11.11.2018



Auch wenn sie wahrscheinlich in dieser Form nur eine Legende ist, so ist sie doch eine Geschichte, die im Kern das Wesentliche des Marathonlaufes beschreibt – „Wir haben gesiegt!“. Ein jeder von uns erringt seinen privaten Sieg, wenn er die Ziellinie eines Marathons überquert. Ein Sieg der Hingabe und der Disziplin, ein Sieg des Willens und der Freude.

 

490 v. Chr. soll es Pheidippides gewesen sein, der als Bote vom Schlachtfeld nach Athen gelaufen ist um den Sieg über die Perser in der Schlacht bei Marathon zu verkünden. „Nenikekamen – Wir haben gesiegt!“ hat er gerufen, und ist dann vor Erschöpfung tot zusammengebrochen. Ein für einen Gründungsmythos durchaus passender Ausgang, in der damaligen Realität aber wohl eher unwahrscheinlich. Hatten doch die Athener eigens ausgebildete Botenläufer, die Hemerodromos, welche lange Distanzen oft auch über mehrere Tage hinweg laufend zurücklegten.
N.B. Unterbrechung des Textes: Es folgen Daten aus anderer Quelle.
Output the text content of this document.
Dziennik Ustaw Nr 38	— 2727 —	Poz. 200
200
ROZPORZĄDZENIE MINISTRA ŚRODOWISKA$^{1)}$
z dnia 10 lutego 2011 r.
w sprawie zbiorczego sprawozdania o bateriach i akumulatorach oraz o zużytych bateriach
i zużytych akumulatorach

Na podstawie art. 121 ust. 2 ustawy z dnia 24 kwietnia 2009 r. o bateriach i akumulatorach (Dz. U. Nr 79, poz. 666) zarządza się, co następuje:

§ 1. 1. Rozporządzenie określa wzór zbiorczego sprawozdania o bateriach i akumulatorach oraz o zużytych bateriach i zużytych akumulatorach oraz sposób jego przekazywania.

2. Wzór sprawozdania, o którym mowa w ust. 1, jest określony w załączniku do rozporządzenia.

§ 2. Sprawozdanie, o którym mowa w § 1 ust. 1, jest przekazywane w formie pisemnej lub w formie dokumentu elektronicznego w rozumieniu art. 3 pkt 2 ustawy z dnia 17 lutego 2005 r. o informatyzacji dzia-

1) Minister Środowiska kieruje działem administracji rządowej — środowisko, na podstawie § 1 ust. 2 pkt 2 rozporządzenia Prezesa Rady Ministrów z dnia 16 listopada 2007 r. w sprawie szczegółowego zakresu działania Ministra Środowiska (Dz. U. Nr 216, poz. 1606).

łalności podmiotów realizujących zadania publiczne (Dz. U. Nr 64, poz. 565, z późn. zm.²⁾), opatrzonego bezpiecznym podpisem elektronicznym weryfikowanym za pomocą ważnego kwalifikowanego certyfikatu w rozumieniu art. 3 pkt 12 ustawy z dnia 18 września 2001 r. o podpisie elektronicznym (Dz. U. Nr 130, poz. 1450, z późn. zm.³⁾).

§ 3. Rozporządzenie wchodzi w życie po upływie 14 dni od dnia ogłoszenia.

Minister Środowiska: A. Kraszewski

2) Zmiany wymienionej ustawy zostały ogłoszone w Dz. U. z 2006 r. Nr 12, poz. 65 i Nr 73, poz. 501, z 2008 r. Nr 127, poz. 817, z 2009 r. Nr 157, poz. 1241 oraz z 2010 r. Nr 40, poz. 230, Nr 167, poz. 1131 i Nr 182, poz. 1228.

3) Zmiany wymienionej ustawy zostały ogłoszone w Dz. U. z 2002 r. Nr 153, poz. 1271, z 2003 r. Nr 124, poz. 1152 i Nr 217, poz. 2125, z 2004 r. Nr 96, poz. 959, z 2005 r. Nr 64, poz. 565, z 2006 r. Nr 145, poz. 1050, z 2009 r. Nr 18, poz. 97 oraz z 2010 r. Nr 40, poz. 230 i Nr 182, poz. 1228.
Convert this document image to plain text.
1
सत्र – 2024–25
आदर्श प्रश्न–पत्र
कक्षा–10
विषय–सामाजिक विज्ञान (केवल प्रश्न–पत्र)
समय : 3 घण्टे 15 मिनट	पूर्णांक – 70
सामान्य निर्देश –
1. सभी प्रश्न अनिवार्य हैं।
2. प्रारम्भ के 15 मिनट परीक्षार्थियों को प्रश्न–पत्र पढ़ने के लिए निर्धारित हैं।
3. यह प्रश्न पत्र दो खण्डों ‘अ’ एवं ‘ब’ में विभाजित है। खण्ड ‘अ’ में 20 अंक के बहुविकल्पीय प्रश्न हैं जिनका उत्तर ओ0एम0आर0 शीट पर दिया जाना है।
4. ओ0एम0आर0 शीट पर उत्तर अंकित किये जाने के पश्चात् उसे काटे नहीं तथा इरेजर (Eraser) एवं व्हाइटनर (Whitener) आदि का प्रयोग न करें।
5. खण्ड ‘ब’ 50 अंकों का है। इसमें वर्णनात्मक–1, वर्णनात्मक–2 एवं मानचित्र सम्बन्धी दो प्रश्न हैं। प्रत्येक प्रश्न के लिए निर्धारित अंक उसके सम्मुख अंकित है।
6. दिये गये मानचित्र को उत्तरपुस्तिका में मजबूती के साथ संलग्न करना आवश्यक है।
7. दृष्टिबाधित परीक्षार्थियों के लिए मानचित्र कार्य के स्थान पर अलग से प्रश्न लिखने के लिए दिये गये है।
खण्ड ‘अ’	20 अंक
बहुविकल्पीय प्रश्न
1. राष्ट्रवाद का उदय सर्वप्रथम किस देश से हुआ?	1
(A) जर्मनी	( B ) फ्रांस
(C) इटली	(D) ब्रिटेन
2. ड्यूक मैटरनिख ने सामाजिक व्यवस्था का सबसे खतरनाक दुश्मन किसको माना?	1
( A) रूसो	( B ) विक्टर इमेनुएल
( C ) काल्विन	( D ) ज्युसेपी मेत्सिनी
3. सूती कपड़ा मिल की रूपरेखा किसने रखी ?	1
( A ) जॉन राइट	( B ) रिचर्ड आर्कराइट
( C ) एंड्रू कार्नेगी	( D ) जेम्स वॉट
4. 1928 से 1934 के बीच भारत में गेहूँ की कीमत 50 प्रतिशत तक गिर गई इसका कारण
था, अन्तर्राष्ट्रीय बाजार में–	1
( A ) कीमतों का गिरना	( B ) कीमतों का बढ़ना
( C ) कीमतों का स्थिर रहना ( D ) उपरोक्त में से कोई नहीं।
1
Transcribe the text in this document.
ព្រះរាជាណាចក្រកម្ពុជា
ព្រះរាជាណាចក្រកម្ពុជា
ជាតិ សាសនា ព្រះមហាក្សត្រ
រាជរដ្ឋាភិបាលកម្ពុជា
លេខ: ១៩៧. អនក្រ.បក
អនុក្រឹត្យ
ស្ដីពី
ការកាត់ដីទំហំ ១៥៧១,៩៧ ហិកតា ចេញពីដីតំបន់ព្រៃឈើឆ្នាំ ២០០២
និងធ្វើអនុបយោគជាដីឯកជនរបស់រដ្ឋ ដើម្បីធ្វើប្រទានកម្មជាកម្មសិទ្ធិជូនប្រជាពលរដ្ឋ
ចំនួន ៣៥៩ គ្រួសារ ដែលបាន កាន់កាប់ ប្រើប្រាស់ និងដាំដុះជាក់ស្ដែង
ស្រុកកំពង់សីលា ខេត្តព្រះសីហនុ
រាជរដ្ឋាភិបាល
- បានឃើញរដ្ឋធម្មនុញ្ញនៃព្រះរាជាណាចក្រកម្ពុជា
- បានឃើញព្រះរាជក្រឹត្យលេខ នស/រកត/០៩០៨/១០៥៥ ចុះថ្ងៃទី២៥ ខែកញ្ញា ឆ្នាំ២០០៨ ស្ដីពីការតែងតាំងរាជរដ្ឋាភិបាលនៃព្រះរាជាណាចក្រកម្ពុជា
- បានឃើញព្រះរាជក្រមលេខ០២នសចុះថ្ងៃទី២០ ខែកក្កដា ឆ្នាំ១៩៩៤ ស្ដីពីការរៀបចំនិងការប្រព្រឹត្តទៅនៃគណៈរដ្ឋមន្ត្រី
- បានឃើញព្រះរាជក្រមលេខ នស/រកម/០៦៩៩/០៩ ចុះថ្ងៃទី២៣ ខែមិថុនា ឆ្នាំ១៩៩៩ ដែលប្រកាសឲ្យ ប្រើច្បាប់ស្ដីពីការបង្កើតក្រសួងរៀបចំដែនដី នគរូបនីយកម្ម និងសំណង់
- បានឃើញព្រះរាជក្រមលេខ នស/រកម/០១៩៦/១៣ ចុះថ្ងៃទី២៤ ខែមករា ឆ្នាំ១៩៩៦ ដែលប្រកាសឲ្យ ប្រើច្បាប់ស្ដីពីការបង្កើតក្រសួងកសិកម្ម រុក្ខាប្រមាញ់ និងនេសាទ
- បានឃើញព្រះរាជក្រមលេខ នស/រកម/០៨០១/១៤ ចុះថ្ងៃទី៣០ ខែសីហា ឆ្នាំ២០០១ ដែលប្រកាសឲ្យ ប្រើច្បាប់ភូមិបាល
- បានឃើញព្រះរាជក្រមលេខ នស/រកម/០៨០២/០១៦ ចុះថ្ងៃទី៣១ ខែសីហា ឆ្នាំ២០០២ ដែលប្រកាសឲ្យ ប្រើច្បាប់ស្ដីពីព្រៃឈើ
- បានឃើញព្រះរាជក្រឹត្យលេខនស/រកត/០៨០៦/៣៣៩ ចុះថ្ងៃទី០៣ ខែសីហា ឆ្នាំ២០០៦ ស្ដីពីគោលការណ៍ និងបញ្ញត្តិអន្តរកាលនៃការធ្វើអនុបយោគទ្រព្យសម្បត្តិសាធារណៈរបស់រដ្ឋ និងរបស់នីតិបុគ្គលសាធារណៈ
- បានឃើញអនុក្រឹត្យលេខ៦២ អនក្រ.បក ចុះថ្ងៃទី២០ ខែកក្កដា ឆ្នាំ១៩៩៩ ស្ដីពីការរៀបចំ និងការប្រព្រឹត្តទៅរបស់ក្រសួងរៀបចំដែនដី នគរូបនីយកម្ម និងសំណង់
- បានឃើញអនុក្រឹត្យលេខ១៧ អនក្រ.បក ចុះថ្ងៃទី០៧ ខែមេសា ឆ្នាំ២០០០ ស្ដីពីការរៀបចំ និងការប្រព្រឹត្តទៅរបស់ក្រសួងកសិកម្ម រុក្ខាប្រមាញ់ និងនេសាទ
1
 Wie auch immer, wir alle lieben gut erzählte Geschichten und so bleiben wir beim Mythos. Auch Athen beruft sich natürlich auf diesen Mythos und veranstaltet den einzig wirklich „authentischen“ Marathon auf der „authentischen“ Strecke, eben der von der kleinen Stadt Marathon in das Panathinaiko-Stadion in Athen, dem Olympiastadion der ersten Olympischen Spiele der Neuzeit im Jahre 1896. Also auf jeden Fall ein Lauf mit viel Geschichte. Ob die Strecke, die Pheidippides damals gelaufen ist, genau jene war, die wir heute laufen, ist ungewiss. Aber zumindest so um die 40km dürften es schon gewesen sein. Wie es genau zu den 42,195km kam, die wir heute mit dem Marathon verbinden, ist ja eine andere Geschichte.

Thanassis Stavrakis/AP
Thanassis Stavrakis/AP

Die Statue unseres Freundes Pheidippides findet sich direkt an der Laufstrecke. Eine Laufstrecke, die im Hauptberuf eine Bundesstraße mit Namen „Marathon Road“ ist. Eine Schnellstraße mit Autobahncharakter, wie man auf dem Bild im Hintergrund gut erkennt, die aber am Marathontag in das Gewand der historischen Marathonstrecke schlüpft und von tausenden Läufern und noch mehr Zuschauern belebt wird.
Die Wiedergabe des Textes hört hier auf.